This hot tub troubleshooting guide helps you fix common issues—jets, heating, water quality and power issues, recognise when to call a professional, and keep your spa safe for family and friends. We’ve tailored it for Australian readers by focusing on electric hot tubs, local water conditions and safety regulations.
IMPORTANT DISCLAIMER: Water balance targets and safety requirements aren’t one-size-fits-all. They can differ depending on your location, local council rules, your water supply, and the specific spa you own. Use this guide as a starting point, but always default to your manufacturer’s manual and local requirements—especially for electrical work and child-safety barriers.
Key Takeaways
- Regular maintenance and balanced water chemistry prevent most hot tub problems. Keep filters clean, check pH levels often, and adjust chemicals promptly.
- Electrical issues are common. Always switch off power before inspecting your spa. If your hot tub has power but won’t turn on, check the breaker, inspect the control panel and, if in doubt, call a licensed electrician.
- Many spa issues can be fixed at home: clean clogged jets, top up low water levels and reset heaters before calling for help. Never ignore error codes on electric models.
- When troubleshooting becomes complex (e.g., persistent leaks, repeated heater failures or electrical faults), hire a professional to ensure safety and protect your warranty.
5 Common Hot Tub Problems and Quick Fixes
Hot tubs are fairly simple machines, which is good news when something goes wrong. Most issues—weak jets, heating problems, cloudy water or a noisy pump—come down to water level, flow, or basic maintenance. Before you assume the worst (or call a technician), work through these quick checks. They’re easy, safe, and often enough to get your spa back to doing what it’s meant to do: helping you relax.
(1) Weak or surging jets
Jets that sputter or feel weak usually point to simple issues. Make sure the water level is above the jets; low water allows air to enter the plumbing and breaks pressure. Clean your filters and remove debris from intake grates.
Sometimes spa owners accidentally close air‑control valves—check that they are open. If the problem persists, inspect the jet faces for calcium build‑up and clean them with white vinegar. Never use a plunger, as it can damage plumbing.
(2) Spa won’t heat
Nothing is more disappointing than cold water. Start with the obvious: check that your breaker is on, that your spa is filled to the recommended level and that your filter isn’t clogged. Reset the heater by turning it off and on at the breaker or using the control panel.
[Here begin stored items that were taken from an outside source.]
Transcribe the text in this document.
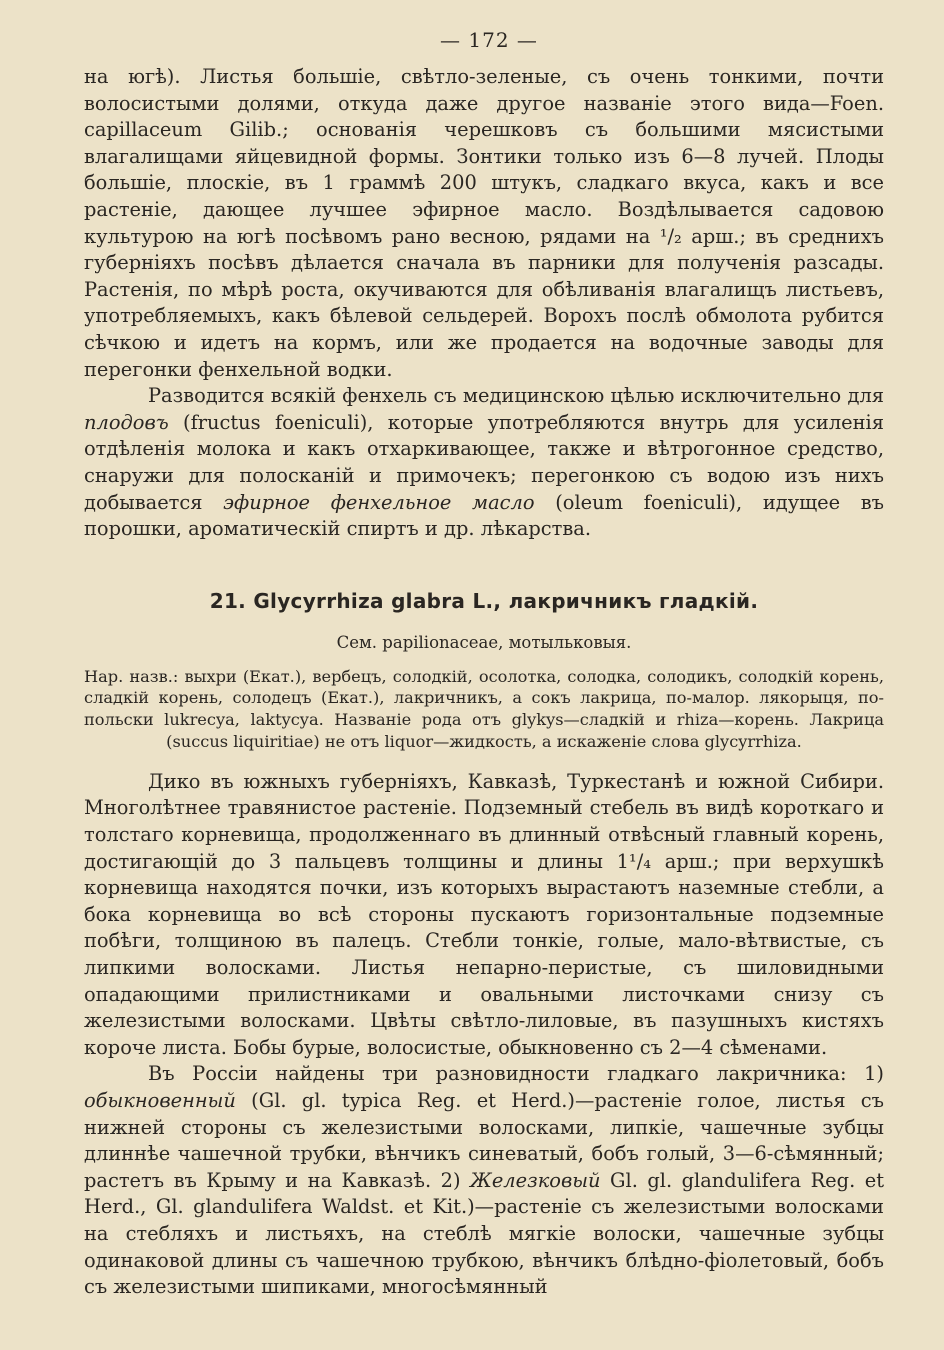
— 172 —

на югѣ). Листья большіе, свѣтло-зеленые, съ очень тонкими, почти волосистыми долями, откуда даже другое названіе этого вида—Foen. capillaceum Gilib.; основанія черешковъ съ большими мясистыми влагалищами яйцевидной формы. Зонтики только изъ 6—8 лучей. Плоды большіе, плоскіе, въ 1 граммѣ 200 штукъ, сладкаго вкуса, какъ и все растеніе, дающее лучшее эфирное масло. Воздѣлывается садовою культурою на югѣ посѣвомъ рано весною, рядами на ¹/₂ арш.; въ среднихъ губерніяхъ посѣвъ дѣлается сначала въ парники для полученія разсады. Растенія, по мѣрѣ роста, окучиваются для обѣливанія влагалищъ листьевъ, употребляемыхъ, какъ бѣлевой сельдерей. Ворохъ послѣ обмолота рубится сѣчкою и идетъ на кормъ, или же продается на водочные заводы для перегонки фенхельной водки.

Разводится всякій фенхель съ медицинскою цѣлью исключительно для плодовъ (fructus foeniculi), которые употребляются внутрь для усиленія отдѣленія молока и какъ отхаркивающее, также и вѣтрогонное средство, снаружи для полосканій и примочекъ; перегонкою съ водою изъ нихъ добывается эфирное фенхельное масло (oleum foeniculi), идущее въ порошки, ароматическій спиртъ и др. лѣкарства.

21. Glycyrrhiza glabra L., лакричникъ гладкій.
Сем. papilionaceae, мотыльковыя.

Нар. назв.: выхри (Екат.), вербецъ, солодкій, осолотка, солодка, солодикъ, солодкій корень, сладкій корень, солодецъ (Екат.), лакричникъ, а сокъ лакрица, по-малор. лякорыця, по-польски lukrecya, laktycya. Названіе рода отъ glykys—сладкій и rhiza—корень. Лакрица (succus liquiritiae) не отъ liquor—жидкость, а искаженіе слова glycyrrhiza.

Дико въ южныхъ губерніяхъ, Кавказѣ, Туркестанѣ и южной Сибири. Многолѣтнее травянистое растеніе. Подземный стебель въ видѣ короткаго и толстаго корневища, продолженнаго въ длинный отвѣсный главный корень, достигающій до 3 пальцевъ толщины и длины 1¹/₄ арш.; при верхушкѣ корневища находятся почки, изъ которыхъ вырастаютъ наземные стебли, а бока корневища во всѣ стороны пускаютъ горизонтальные подземные побѣги, толщиною въ палецъ. Стебли тонкіе, голые, мало-вѣтвистые, съ липкими волосками. Листья непарно-перистые, съ шиловидными опадающими прилистниками и овальными листочками снизу съ железистыми волосками. Цвѣты свѣтло-лиловые, въ пазушныхъ кистяхъ короче листа. Бобы бурые, волосистые, обыкновенно съ 2—4 сѣменами.

Въ Россіи найдены три разновидности гладкаго лакричника: 1) обыкновенный (Gl. gl. typica Reg. et Herd.)—растеніе голое, листья съ нижней стороны съ железистыми волосками, липкіе, чашечные зубцы длиннѣе чашечной трубки, вѣнчикъ синеватый, бобъ голый, 3—6-сѣмянный; растетъ въ Крыму и на Кавказѣ. 2) Железковый Gl. gl. glandulifera Reg. et Herd., Gl. glandulifera Waldst. et Kit.)—растеніе съ железистыми волосками на стебляхъ и листьяхъ, на стеблѣ мягкіе волоски, чашечные зубцы одинаковой длины съ чашечною трубкою, вѣнчикъ блѣдно-фіолетовый, бобъ съ железистыми шипиками, многосѣмянный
After refilling, bleed any trapped air by loosening the pump union slightly until water flows steadily. A bad heating element can also cause cold water. Testing this component requires a multimeter; if you’re uncomfortable, contact a licensed electrician. In Australia, spa heaters operate on high voltage, so safety comes first.
(3) Error codes on control panels
Modern hot tubs often display codes such as FLO, OH or ICE:
- FLO usually signals restricted flow—check the filter and water level.
- OH means your tub has overheated; allow it to cool and clean the filters.
- ICE alerts you that the water temperature is too low; activate your freeze protection mode if available.
Always refer to the owner’s manual for codes specific to your model. If the panel is unresponsive, try powering the tub off for thirty seconds. Persistent error messages require professional support.
(4) Cloudy, foamy or smelly water
Water problems are common but easily managed. Cloudiness often indicates dirty filters or imbalanced chemicals.
Rinse or replace filters and test the water using strips. Adjust sanitiser, alkalinity and pH according to manufacturer guidelines. Foamy water usually results from body oils, cosmetics or detergents.
Ask bathers to shower before using the spa and consider adding enzyme‑based products to remove oils. Bad smells point to bacteria; shock the water and ensure proper sanitiser levels. In Australia, heat and humidity can accelerate water issues, so check water chemistry weekly, even if you don’t use your tub often.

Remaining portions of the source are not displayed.